The quinoa and snap peas also hold up well to reheating, maintaining their texture and freshness. So, whether you enjoy this dish fresh off the stove or as a leftover meal, you can be confident that each bite will be just as tasty and satisfying.
So, the next time you’re looking for a way to mix up your weeknight dinners, give this spice-roasted chicken rub with quinoa and snap peas a try. The ingredients and recipe are down below. It’s the perfect recipe with the best flavor, and I promise you won’t be disappointed!
INGREDIENTS
Servings: 4 Total Cook Time: 2 hours
Spiced Rubbed Chicken
- 1 5-6 lb chicken, cut into eighths
- 2 teaspoons salt
- 2 tablespoons paprika
- 1 tablespoon garlic powder
- 2 tablespoons oil
Quinoa (half) – note: this recipe makes a full batch. For this recipe you only need to use half and save the other half for later.
- 2 cups white quinoa
- 5 cups water
Sautéed Snap Peas (half) – note: this recipe makes a full batch. For this recipe you only need to use half and save the other half for later.
- 1 tablespoon oil
- 5 lb sugar snap peas
- salt and black pepper to season
Directions:
- Heat oven to 425º. Place chickens on a parchment-lined baking sheet, and coat the outside of the chicken in spices and oil. Roast for 45-55 minutes uncovered until cooked through and golden brown. Cover with aluminum foil to let the chicken rest and keep warm before serving.
- To make the quinoa, in a medium (pareve) pot mix together quinoa and water. Bring the water to a boil, then cover it and let it simmer until it absorbs the liquid, which should take about 10 minutes.. Uncover and fluff with a fork. Move half the quinoa to a storage container. Let it cool to room temperature before storing it in the fridge.
- For the sautéed snap peas, heat the oil in a (pareve or meat) pan and add the snap peas. Sauté until cooked through, but still bright green. Season with salt. Remove half to a storage container and store for later use.
- Once all the ingredients are ready, serve them together on a plate, or serve the quinoa and snap peas separately in a small bowl and enjoy.

Spice Roasted Chicken Rub With Quinoa And Snap Peas
Ingredients
Ingredients:
- 1 5-6 lb. chicken cut into eighths
- 2 tsp. salt
- 2 Tbsp. paprika
- 1 Tbsp. garlic powder
- 2 Tbsp. oil
- 2 cups white quinoa
- 5 cups water
- 1 Tbsp. oil
- 1.5 lb sugar snap peas
- salt and black pepper to season
Instructions
- Heat oven to 425º. Place chickens on a parchment-lined baking sheet, and coat the outside of the chicken in spices and oil. Roast for 45-55 minutes uncovered until cooked through and golden brown. Cover with aluminum foil to let the chicken rest and keep warm before serving.
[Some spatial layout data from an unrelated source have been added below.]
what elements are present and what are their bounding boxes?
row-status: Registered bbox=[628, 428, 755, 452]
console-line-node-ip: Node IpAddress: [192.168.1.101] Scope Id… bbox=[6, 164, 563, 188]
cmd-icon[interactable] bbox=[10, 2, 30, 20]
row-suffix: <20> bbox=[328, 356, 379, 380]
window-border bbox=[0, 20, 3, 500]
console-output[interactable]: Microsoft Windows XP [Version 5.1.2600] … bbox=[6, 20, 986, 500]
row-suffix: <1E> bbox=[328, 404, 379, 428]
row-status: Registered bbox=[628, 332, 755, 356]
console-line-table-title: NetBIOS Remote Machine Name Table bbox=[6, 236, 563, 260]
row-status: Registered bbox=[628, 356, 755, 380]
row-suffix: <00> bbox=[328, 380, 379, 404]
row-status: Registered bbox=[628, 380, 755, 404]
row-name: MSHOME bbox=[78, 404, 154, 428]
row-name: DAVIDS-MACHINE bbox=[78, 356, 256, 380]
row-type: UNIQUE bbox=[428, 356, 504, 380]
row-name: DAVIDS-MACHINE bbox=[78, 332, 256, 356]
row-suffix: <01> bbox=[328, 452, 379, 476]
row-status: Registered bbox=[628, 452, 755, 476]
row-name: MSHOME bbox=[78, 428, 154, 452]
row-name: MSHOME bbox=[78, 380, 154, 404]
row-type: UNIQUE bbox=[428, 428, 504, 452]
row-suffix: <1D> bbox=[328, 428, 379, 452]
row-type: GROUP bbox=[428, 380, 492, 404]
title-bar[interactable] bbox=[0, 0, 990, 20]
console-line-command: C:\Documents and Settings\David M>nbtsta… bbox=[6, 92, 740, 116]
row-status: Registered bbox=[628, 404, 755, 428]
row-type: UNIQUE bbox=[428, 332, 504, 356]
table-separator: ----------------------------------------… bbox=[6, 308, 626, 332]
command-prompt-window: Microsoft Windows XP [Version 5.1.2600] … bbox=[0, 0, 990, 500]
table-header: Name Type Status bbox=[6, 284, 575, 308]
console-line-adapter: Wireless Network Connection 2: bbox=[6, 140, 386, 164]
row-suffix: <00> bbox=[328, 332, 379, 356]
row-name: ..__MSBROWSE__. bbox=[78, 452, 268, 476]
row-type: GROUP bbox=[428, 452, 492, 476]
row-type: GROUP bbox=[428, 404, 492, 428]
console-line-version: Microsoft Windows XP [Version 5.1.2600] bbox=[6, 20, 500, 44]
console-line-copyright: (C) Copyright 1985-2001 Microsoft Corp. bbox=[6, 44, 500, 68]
- To make the quinoa, in a medium (pareve) pot mix together quinoa and water. Bring to a boil, then cover and simmer until the water is absorbed, about 10 minutes. Uncover and fluff with a fork. Move half the quinoa to a storage container. Let cool to room temperature before storing it in the fridge.
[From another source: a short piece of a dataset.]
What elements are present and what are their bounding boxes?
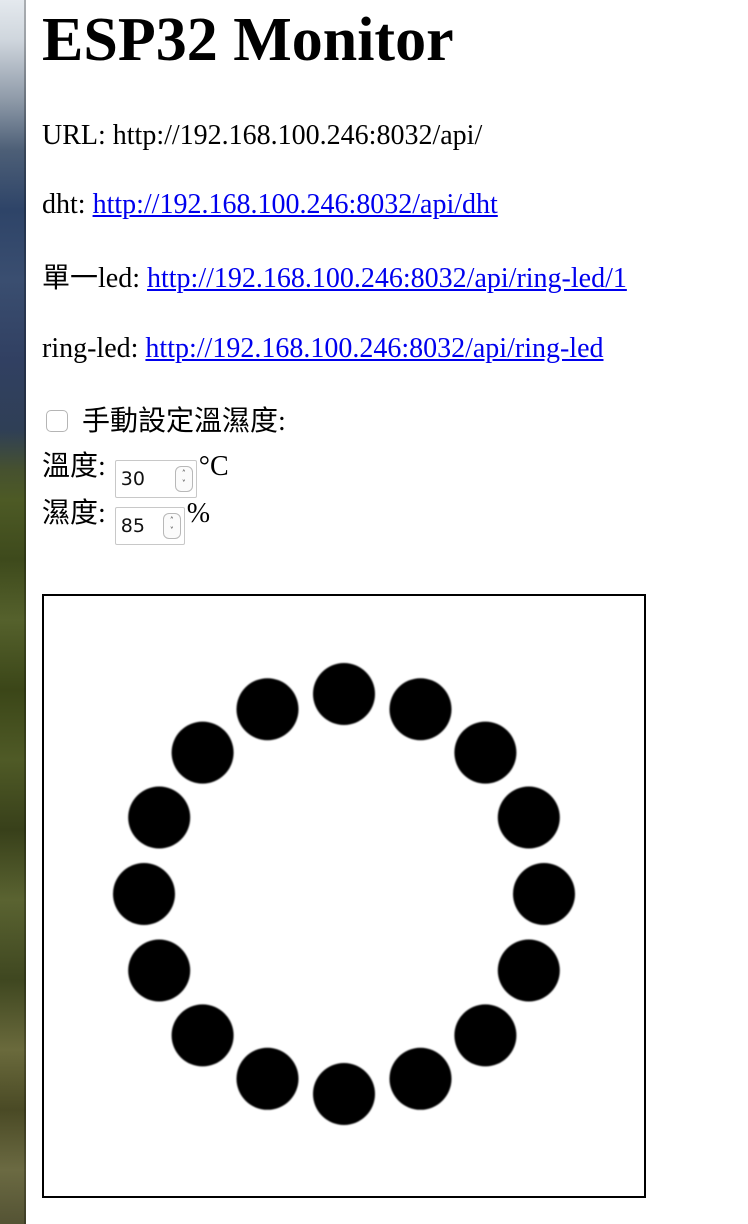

- For the sautéed snap peas, heat the oil in a (pareve or meat) pan and add the snap peas. Sauté until cooked through, but still bright green. Season with salt. Remove half to a storage container and store for later use.
- Once all the ingredients are ready, serve them together on a plate, or serve the quinoa and snap peas separately in a small bowl and enjoy.